The script returns a csv file with three columns:
- article number
- time of publishing
- headline.
Helsingin Sanomat (Sanoma Media Finland) owns the copyright to all articles. No infringement of these copyrights is intentional.
Use of this script is subject to the General Terms and Conditions of Sanoma Media Finland, found here (only in Finnish): https://oma.sanoma.fi/v2/aihe/tilaus-ja-kayttoehdot/kayttoehdot
To comply with the Terms and Conditions, use of this script is prohibited without permission from Sanoma Media Finland.
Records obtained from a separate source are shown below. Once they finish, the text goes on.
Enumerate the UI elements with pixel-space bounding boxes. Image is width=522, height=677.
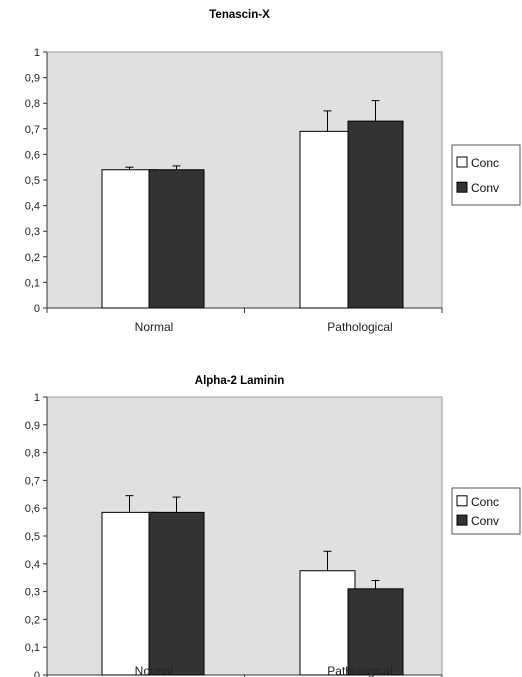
y-tick-label: 0,7 [25, 475, 40, 487]
chart-title: Tenascin-X [209, 9, 270, 21]
x-category-label: Pathological [327, 320, 392, 334]
legend-label-conc: Conc [471, 495, 499, 509]
bar-pathological-conc [299, 570, 356, 676]
y-tick-label: 0,4 [25, 559, 40, 571]
legend [451, 144, 521, 206]
bar-normal-conv [148, 511, 205, 676]
y-tick-label: 0,3 [25, 587, 40, 599]
bar-pathological-conv [347, 588, 404, 676]
y-tick-label: 0,3 [25, 226, 40, 238]
y-tick-label: 0,4 [25, 201, 40, 213]
legend-swatch-conv [456, 514, 468, 526]
y-tick-label: 0,9 [25, 73, 40, 85]
y-tick-label: 0,7 [25, 124, 40, 136]
chart-tenascin-x: Tenascin-X 0 0,1 0,2 0,3 0,4 0,5 0,6 0,7 0,8 0,9 1 N… [25, 9, 521, 334]
y-tick-label: 1 [34, 392, 40, 404]
y-tick-label: 0,5 [25, 531, 40, 543]
bar-normal-conc [101, 511, 158, 676]
y-tick-label: 0,2 [25, 252, 40, 264]
y-tick-label: 0,6 [25, 149, 40, 161]
bar-pathological-conv [347, 120, 404, 309]
bar-normal-conc [101, 169, 158, 309]
chart-title: Alpha-2 Laminin [195, 375, 284, 387]
legend-label-conc: Conc [471, 156, 499, 170]
y-tick-label: 0,1 [25, 642, 40, 654]
y-tick-label: 0,5 [25, 175, 40, 187]
bar-normal-conv [148, 169, 205, 309]
y-tick-label: 0,6 [25, 503, 40, 515]
y-tick-label: 0,9 [25, 420, 40, 432]
y-tick-label: 0 [34, 670, 40, 677]
chart-alpha-2-laminin: Alpha-2 Laminin 0 0,1 0,2 0,3 0,4 0,5 0,6 0,7 0,8… [25, 375, 521, 677]
legend-swatch-conc [456, 495, 468, 507]
legend-swatch-conv [456, 181, 468, 193]
y-tick-label: 0,2 [25, 614, 40, 626]
y-tick-label: 0,8 [25, 98, 40, 110]
x-category-label: Normal [135, 320, 174, 334]
y-tick-label: 0,8 [25, 448, 40, 460]
legend-label-conv: Conv [471, 514, 499, 528]
legend-label-conv: Conv [471, 181, 499, 195]
x-category-label: Normal [135, 664, 174, 677]
bar-pathological-conc [299, 130, 356, 309]
y-tick-label: 0 [34, 303, 40, 315]
x-category-label: Pathological [327, 664, 392, 677]
y-tick-label: 1 [34, 47, 40, 59]
legend-swatch-conc [456, 156, 468, 168]
y-tick-label: 0,1 [25, 277, 40, 289]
This permission can be obtained by contacting Helsingin Sanomat directly.
-
Install Google Chrome if not already installed (other browsers work too, but the script has to be modified).
-
Install ChromeDriver at https://chromedriver.chromium.org/downloads
Make sure you download the correct ChromeDriver version according to the version of Chrome you have installed (and your operating system)
Save the downloaded file wherever you like, but make sure that you know its location, because the filepath is going to get referenced in the script.
Insert this filepath in line 24 of hs-news-archive-scrape.py
For example: path = "C:/Users/username/webdriver"
- Install the required modules and you are good to go
Run hs-news-archive-scrape.py
Once prompted, type in a search term and the number of headlines you want in return.
Next type in the time period you want to use ('Any' or 'Custom')
- 'Any': all headlines (roughly from 1990 onwards) will be returned
- 'Custom': you will be asked to select your own start and end dates
Once these are typed in, a tab in Chrome opens, press OK to accept cookies (haven't been able to automate this yet) and let it run.
(The ChromeDriver will run twice because of an issue with the website: once the last page is loaded, all results disappear...)
At the end, a csv file is created, which includes all the headlines resulting from that query.
Like most hobby projects, this script is far from perfect. All contributions are welcome.
Issues that I haven't solved yet:
- Automatically handle the cookie popup window when the browser opens.
- Figure out an easier way to compute the maximum 'acceptable load more times'.